Ce jour-là, j’ai enfin pris conscience que cette sdb que j’avais conçue, je l’avais conçue uniquement en pensant à MOI. Cette superbe douche en béton ciré, avec ce robinet design à hauteur d’adulte, que même mon époux ne pouvait utiliser sans transformer la sdb en piscine … le problème ne venait peut-être pas d’eux … mais de ma conception.
J’étais alors enceinte de notre 2e enfant, et j’ai réalisé que cette douche allait être un enfer à utiliser avec une baignoire à bébé. Que, moi, je ne rêvais que d’une chose : une baignoire. Un bain. Un truc facile à entretenir. Qui ne pourrait pas déborder.

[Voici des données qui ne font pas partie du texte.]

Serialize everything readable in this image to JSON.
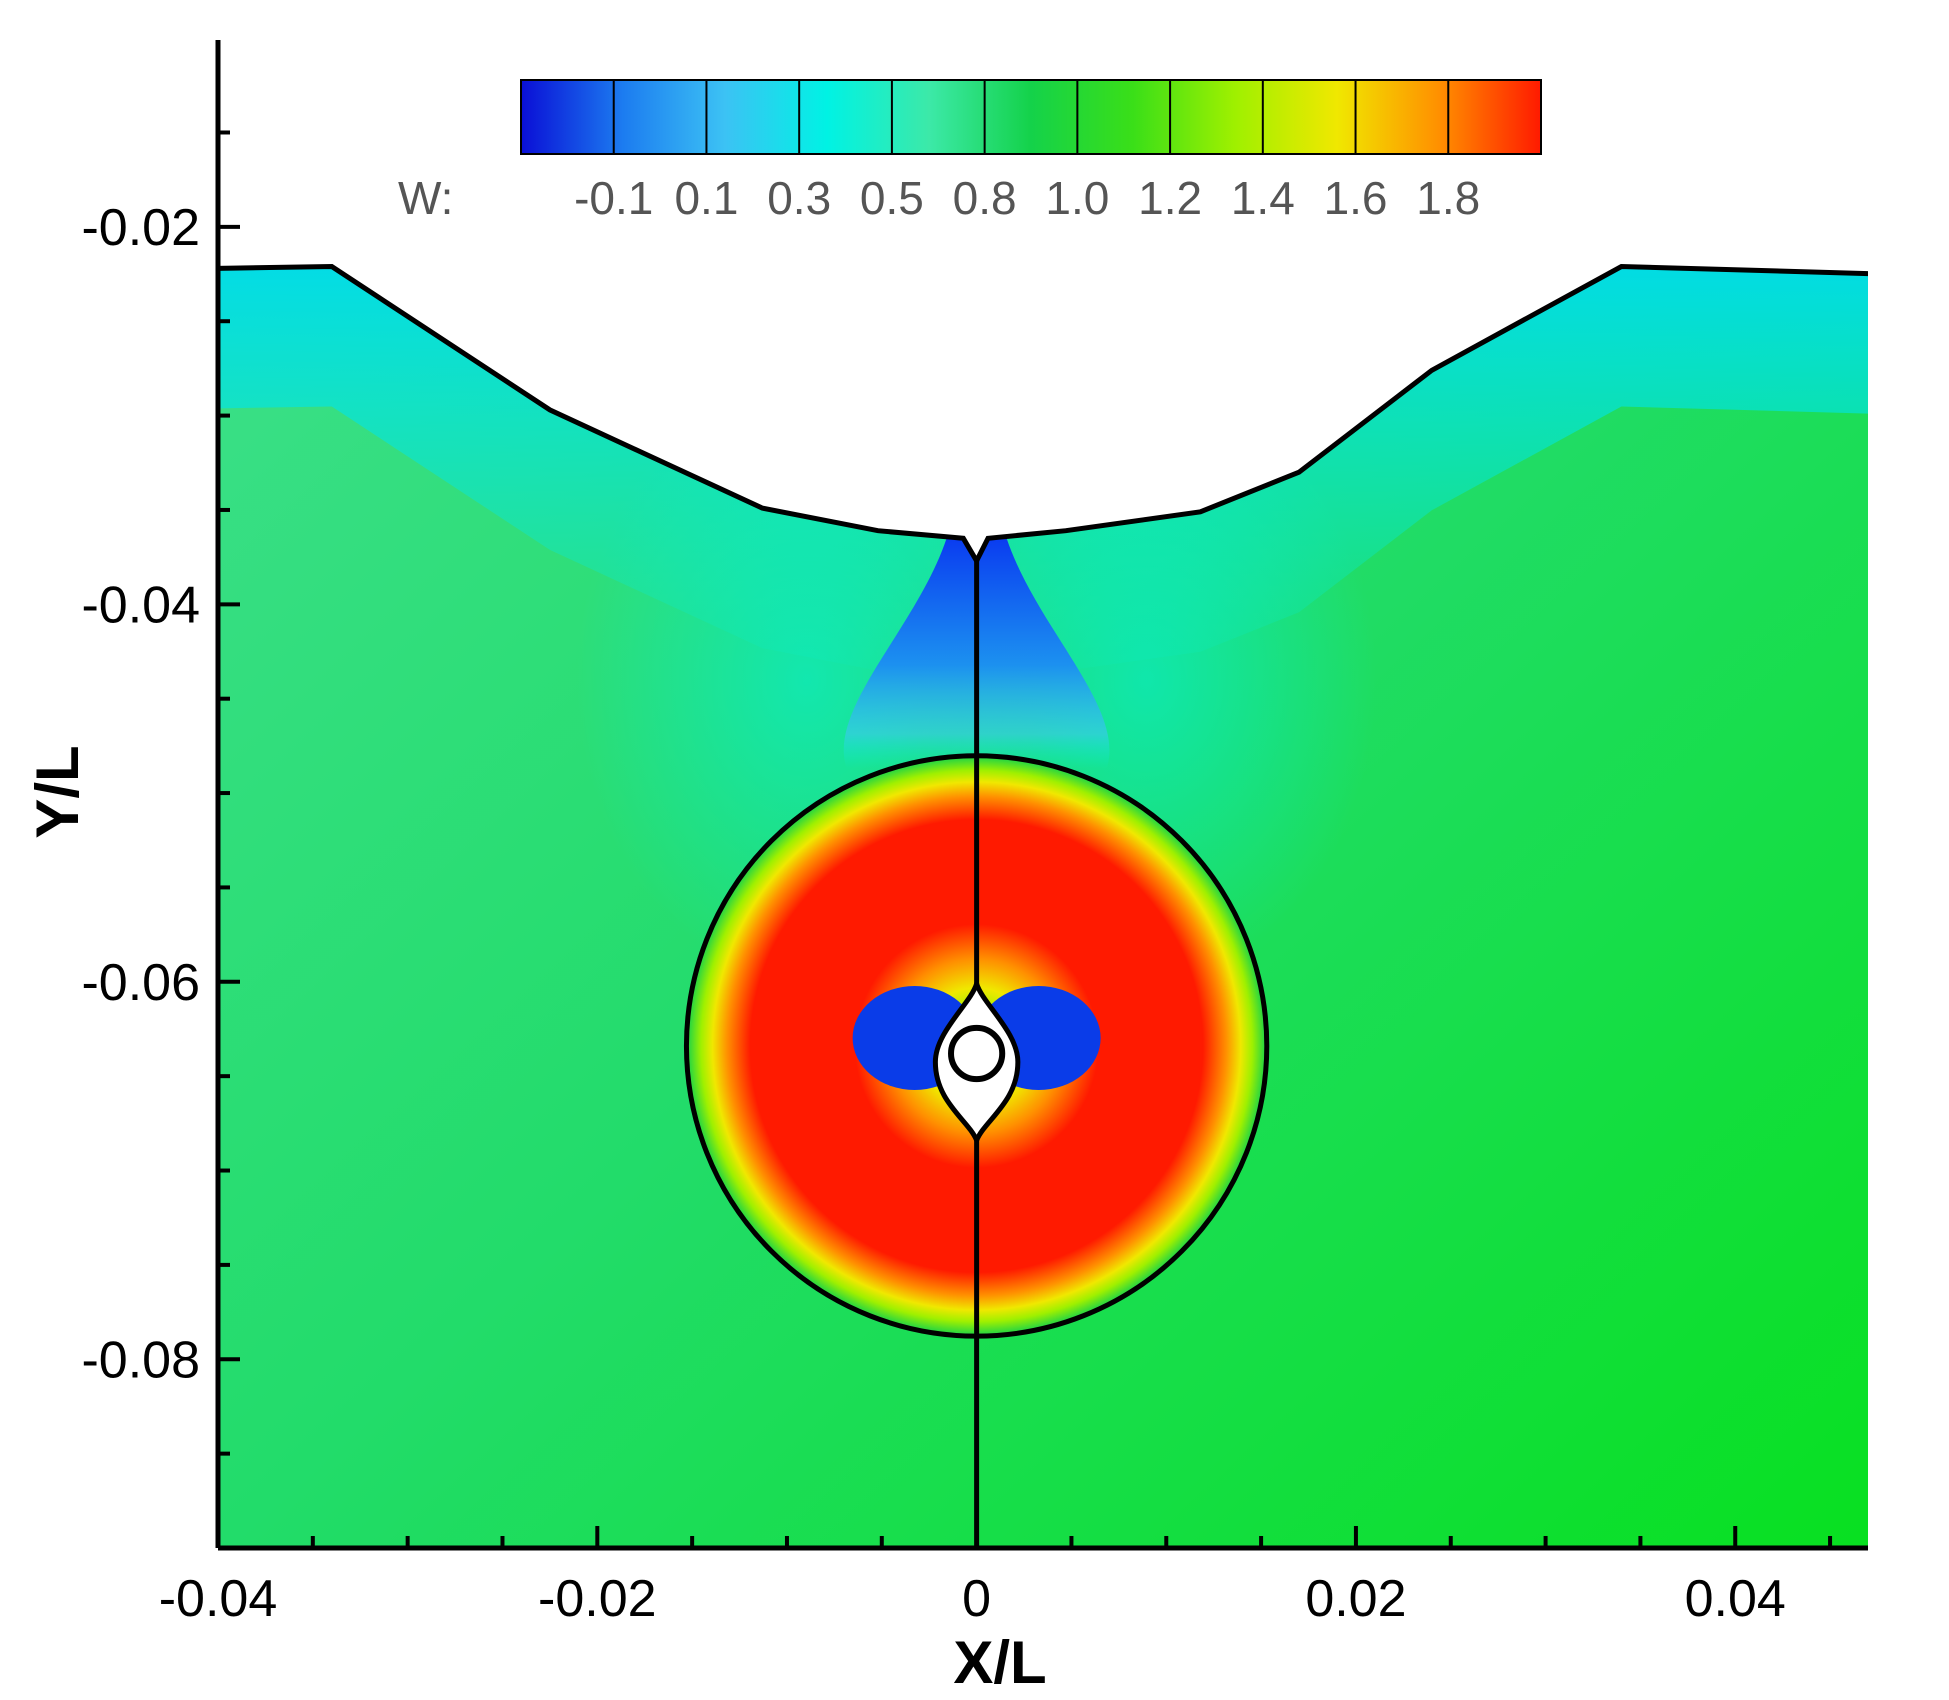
{
  "chart_data": {
    "type": "heatmap",
    "title": "",
    "xlabel": "X/L",
    "ylabel": "Y/L",
    "xlim": [
      -0.04,
      0.047
    ],
    "ylim": [
      -0.09,
      -0.0101
    ],
    "x_ticks": [
      {
        "value": -0.04,
        "label": "-0.04"
      },
      {
        "value": -0.02,
        "label": "-0.02"
      },
      {
        "value": 0,
        "label": "0"
      },
      {
        "value": 0.02,
        "label": "0.02"
      },
      {
        "value": 0.04,
        "label": "0.04"
      }
    ],
    "x_minor_step": 0.005,
    "y_ticks": [
      {
        "value": -0.02,
        "label": "-0.02"
      },
      {
        "value": -0.04,
        "label": "-0.04"
      },
      {
        "value": -0.06,
        "label": "-0.06"
      },
      {
        "value": -0.08,
        "label": "-0.08"
      }
    ],
    "y_minor_step": 0.005,
    "variable": "W",
    "colorbar": {
      "label": "W:",
      "levels": [
        "-0.1",
        "0.1",
        "0.3",
        "0.5",
        "0.8",
        "1.0",
        "1.2",
        "1.4",
        "1.6",
        "1.8"
      ],
      "colors": [
        "#0a0fd6",
        "#1c7cf0",
        "#3cc2f4",
        "#00f2e4",
        "#3ce9a8",
        "#14d24a",
        "#3adf18",
        "#9ff000",
        "#f0e800",
        "#ff9000",
        "#ff1a00"
      ],
      "placement": "top"
    },
    "field": {
      "background_W": 0.9,
      "free_surface": [
        {
          "x": -0.04,
          "y": -0.0222
        },
        {
          "x": -0.034,
          "y": -0.0221
        },
        {
          "x": -0.0225,
          "y": -0.0297
        },
        {
          "x": -0.0113,
          "y": -0.0349
        },
        {
          "x": -0.0052,
          "y": -0.0361
        },
        {
          "x": -0.0007,
          "y": -0.0365
        },
        {
          "x": 0,
          "y": -0.0377
        },
        {
          "x": 0.0006,
          "y": -0.0365
        },
        {
          "x": 0.0047,
          "y": -0.0361
        },
        {
          "x": 0.0118,
          "y": -0.0351
        },
        {
          "x": 0.017,
          "y": -0.033
        },
        {
          "x": 0.024,
          "y": -0.0276
        },
        {
          "x": 0.034,
          "y": -0.0221
        },
        {
          "x": 0.0478,
          "y": -0.0225
        }
      ],
      "bubble": {
        "center_x": 0.0,
        "center_y": -0.0634,
        "radius": 0.0153
      },
      "cavity": {
        "top_y": -0.0601,
        "bottom_y": -0.0684,
        "half_width": 0.0015
      },
      "inner_sphere": {
        "center_x": 0.0,
        "center_y": -0.0638,
        "radius": 0.001
      },
      "symmetry_line_x": 0.0,
      "high_velocity_ring_W": 1.9,
      "low_velocity_jet_W": -0.1
    }
  }
}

De ce jour là, j’ai pris conscience de l’importance d’inclure les besoins de chaque membre de la famille dans la réflexion d’une pièce, tout comme d’une maison.
Dans ma nouvelle sdb, j’ai choisi une baignoire gain de place qui ait l’avantage d’être à la dimension idéale pour y plonger 2 marmots, et la largeur exigée pour être à l’aise en tant qu’adulte pour la douche quotidienne.
à lire : Comment s’offrir une vraie sdb familiale dans moins de 4m²
De ce jour-là, je n’ai plus jamais regardé mon métier comme avant.
J’ai designé pour mon fils, un lit en hauteur, qui soit
- suffisamment haut pour qu’il puisse jouer dessous,
- tout en étant pas trop haut pour être, pour moi, “à hauteur de bisou” le soir : en incluant un hublot à bisou au niveau de sa tête couchée et de la mienne debout.
- J’ai pensé à la facilité que lui comme son père et moi devions avoir à monter dans le lit, pour se coucher, y faire un câlin, ou changer les draps. (exit, l’échelle)
J’ai enfin pris conscience de l’importance de mettre en évidence nos besoins différents pour l’utilisation individuelle d’un même mobilier, d’un même espace.
J’étais devenue une cohabitante consciente.
La cohabitation, dans toutes les pièces de la maison.
J’ai alors pu réaliser et corriger toutes les erreurs du passé.
Dans la cuisine : pourquoi range-t-on, traditionnellement, les verres dans les meubles hauts ? C’est pourtant, typiquement, le genre d’objet utile et non dangereux, dont un enfant devrait pouvoir se servir seul ! Et hop ! les verres et les assiettes, dans les tiroirs du bas. Les tupperware, verres à pieds, et tasses à café, inutiles aux petites mains, dans les placards du haut !
Le grille-pain, le four, la bouilloire : ces objets sont-ils réellement dangereux et à mettre hors de portée des enfants ? Ne peut-on pas envisager de les éduquer, de leur faire confiance, de les faire grandir, au lieu de leur construire un espace hypothétiquement vide de tout danger ?
Dans le salon : Le lieu commun par excellence. Pourquoi s’imagine-t’on qu’il doit être dénué de toute trace d’enfant ? Non, les enfants ne restent pas dans leur chambre ! C’est un fait. Faisons avec ?
à lire : La place de l’Enfant et du Parent dans la maison et dans la ville
Prendre un problème. Le transformer en problématique. Trouver une solution.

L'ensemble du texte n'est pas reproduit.